How can ACE antibodies be used to investigate the differential effects of ACE inhibitors versus angiotensin receptor blockers on immune function?

This advanced application requires careful experimental design:

• In vitro assessment of drug effects on ACE-dependent antigen presentation:

  • Treat antigen-presenting cells with ACE inhibitors (e.g., lisinopril at 1 μM) or angiotensin receptor blockers

  • Measure antigen presentation efficiency using T cell activation assays

  • Use ACE-FITC antibody to quantify surface vs. intracellular ACE with flow cytometry

• For mechanistic investigations:

  • ACE-FITC antibody can distinguish between drug effects on expression versus activity

  • Use enzyme activity assays alongside ACE-FITC staining to correlate protein levels with function

  • Investigate potential conformational changes induced by inhibitors using competitive binding assays

• In vivo comparative studies:

  • Compare immune responses in animals treated with ACE inhibitors versus angiotensin receptor blockers

  • Use flow cytometry with ACE-FITC antibody to track changes in ACE expression on immune cell populations

  • Correlate with functional immune readouts (e.g., T cell responses, antibody production)

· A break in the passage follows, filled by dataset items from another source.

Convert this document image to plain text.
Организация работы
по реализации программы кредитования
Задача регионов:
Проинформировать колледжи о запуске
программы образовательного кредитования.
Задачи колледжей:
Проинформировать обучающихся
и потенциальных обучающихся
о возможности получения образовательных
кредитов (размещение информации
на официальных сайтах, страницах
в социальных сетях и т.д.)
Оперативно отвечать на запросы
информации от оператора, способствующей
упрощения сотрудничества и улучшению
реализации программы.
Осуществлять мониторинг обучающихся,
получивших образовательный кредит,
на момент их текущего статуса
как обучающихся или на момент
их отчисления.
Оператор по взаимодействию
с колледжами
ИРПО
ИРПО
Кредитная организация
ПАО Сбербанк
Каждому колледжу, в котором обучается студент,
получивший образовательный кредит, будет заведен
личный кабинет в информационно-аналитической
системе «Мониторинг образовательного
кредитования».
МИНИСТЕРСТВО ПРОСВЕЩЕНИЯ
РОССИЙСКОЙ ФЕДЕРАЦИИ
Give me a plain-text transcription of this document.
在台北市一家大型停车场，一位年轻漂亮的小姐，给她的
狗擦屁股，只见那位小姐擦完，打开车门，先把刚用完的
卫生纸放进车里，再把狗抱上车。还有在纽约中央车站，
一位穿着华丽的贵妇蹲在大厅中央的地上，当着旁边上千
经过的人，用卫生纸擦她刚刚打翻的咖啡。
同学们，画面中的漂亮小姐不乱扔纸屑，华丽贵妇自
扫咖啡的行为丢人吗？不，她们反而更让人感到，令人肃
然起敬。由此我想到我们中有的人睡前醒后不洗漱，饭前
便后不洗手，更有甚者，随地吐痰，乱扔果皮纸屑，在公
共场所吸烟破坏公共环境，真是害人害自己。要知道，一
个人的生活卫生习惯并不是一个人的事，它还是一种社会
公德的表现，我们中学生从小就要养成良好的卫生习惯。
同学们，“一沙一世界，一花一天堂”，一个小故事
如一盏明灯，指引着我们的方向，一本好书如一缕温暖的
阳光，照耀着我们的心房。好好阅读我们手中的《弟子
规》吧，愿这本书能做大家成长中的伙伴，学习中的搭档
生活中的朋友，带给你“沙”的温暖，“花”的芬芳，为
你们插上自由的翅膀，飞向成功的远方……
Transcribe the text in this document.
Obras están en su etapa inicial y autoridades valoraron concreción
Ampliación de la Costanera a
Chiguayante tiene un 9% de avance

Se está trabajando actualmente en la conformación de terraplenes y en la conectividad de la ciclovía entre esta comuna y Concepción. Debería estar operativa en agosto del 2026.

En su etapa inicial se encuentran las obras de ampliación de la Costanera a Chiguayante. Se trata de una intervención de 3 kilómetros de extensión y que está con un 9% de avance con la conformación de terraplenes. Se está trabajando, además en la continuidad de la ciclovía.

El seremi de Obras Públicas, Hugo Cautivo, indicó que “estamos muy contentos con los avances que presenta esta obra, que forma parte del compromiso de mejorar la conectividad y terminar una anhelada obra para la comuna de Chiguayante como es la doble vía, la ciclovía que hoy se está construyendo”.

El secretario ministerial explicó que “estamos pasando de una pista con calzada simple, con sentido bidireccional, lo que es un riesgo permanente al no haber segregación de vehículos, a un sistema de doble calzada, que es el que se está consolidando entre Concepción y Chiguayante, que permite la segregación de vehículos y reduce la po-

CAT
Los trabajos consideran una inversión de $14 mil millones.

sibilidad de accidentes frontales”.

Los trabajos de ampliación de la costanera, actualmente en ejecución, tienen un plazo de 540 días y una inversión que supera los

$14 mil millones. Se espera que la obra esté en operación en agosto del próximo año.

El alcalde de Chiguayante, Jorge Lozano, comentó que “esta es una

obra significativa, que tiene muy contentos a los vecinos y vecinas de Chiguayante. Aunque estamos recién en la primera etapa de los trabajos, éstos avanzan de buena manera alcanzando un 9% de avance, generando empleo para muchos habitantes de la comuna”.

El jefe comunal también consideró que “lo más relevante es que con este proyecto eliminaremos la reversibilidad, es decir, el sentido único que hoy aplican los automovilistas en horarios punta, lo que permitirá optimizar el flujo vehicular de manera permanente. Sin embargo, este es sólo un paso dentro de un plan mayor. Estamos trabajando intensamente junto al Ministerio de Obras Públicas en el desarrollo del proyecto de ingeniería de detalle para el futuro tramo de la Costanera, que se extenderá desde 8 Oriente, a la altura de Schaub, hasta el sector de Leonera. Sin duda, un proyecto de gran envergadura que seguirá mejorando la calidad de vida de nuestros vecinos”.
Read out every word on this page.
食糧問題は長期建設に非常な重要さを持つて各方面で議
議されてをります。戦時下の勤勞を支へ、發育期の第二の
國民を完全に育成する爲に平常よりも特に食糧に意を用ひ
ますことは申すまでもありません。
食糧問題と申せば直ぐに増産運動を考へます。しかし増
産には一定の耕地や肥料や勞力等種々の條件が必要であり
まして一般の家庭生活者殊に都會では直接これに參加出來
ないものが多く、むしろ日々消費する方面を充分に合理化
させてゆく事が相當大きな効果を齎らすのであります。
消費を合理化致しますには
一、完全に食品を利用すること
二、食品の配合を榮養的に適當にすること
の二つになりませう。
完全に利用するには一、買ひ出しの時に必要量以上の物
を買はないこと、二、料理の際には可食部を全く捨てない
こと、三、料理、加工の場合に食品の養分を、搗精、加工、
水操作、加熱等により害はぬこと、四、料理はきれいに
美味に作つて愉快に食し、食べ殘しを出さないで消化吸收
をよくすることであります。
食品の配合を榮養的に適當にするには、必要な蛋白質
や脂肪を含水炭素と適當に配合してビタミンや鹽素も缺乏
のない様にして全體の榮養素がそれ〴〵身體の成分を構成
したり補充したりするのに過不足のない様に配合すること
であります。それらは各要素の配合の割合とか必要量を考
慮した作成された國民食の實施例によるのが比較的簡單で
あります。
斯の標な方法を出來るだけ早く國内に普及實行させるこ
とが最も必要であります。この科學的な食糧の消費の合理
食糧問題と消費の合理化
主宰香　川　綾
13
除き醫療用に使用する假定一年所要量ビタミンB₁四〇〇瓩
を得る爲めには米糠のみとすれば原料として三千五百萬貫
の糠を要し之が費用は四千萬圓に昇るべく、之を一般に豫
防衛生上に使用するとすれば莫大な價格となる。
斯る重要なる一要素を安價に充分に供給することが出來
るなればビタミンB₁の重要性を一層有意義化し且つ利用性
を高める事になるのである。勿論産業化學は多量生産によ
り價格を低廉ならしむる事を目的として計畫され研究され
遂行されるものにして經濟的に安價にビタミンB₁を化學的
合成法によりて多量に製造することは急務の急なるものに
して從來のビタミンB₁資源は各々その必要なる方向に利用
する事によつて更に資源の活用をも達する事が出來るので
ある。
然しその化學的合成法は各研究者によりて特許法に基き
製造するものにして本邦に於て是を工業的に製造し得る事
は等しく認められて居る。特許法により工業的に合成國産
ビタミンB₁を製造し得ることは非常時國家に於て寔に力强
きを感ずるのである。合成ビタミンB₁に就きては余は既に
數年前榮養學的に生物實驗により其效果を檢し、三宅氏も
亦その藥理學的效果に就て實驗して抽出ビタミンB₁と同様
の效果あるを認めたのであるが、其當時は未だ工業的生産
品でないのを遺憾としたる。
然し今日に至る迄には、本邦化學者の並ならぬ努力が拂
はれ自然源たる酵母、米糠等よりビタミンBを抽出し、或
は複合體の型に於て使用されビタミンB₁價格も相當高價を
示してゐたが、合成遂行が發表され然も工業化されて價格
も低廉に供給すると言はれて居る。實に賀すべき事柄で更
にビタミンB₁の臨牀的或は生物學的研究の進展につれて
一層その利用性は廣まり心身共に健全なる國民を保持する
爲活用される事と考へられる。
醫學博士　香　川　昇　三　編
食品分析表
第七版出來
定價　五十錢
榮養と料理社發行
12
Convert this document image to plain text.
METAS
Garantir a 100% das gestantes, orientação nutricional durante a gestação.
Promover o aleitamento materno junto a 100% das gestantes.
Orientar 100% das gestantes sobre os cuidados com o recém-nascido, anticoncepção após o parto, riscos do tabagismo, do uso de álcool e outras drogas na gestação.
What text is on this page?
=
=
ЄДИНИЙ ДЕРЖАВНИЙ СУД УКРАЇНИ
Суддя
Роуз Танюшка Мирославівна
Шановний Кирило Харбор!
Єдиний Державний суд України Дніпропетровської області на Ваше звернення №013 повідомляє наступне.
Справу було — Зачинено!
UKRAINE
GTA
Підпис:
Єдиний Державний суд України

Research indicates that ACE inhibitors may affect immune function through mechanisms beyond angiotensin II production blockade, including direct effects on MHC class II peptide processing . This application represents an exciting frontier for understanding the immunomodulatory effects of these widely used cardiovascular drugs.

How can ACE antibodies contribute to understanding the role of the renin-angiotensin system in COVID-19 pathophysiology?

Given that SARS-CoV-2 uses ACE2 (distinct from ACE) for cell entry, ACE antibodies enable important comparative studies:

• Dual staining approaches:

  • Use ACE-FITC antibody alongside ACE2 antibodies (different fluorophore) to track expression changes

  • Monitor relative expression levels in infected versus uninfected tissues

  • Investigate potential compensatory regulation between ACE and ACE2

• Immune cell infiltration studies:

  • Track ACE expression on infiltrating macrophages in COVID-19 lung tissues

  • Correlate with disease severity and inflammatory markers

  • Investigate whether ACE expression affects antigen presentation of viral peptides

• Therapeutic implications:

  • Use ACE-FITC antibodies to monitor effects of ACE inhibitors on immune cell function

  • Investigate whether altered ACE expression affects COVID-19 vaccine responses

  • Study how COVID-19 infection alters the balance of the renin-angiotensin system components

Since ACE plays a role in MHC class II antigen presentation , investigating its expression during COVID-19 may provide insights into abnormal immune responses observed in severe disease.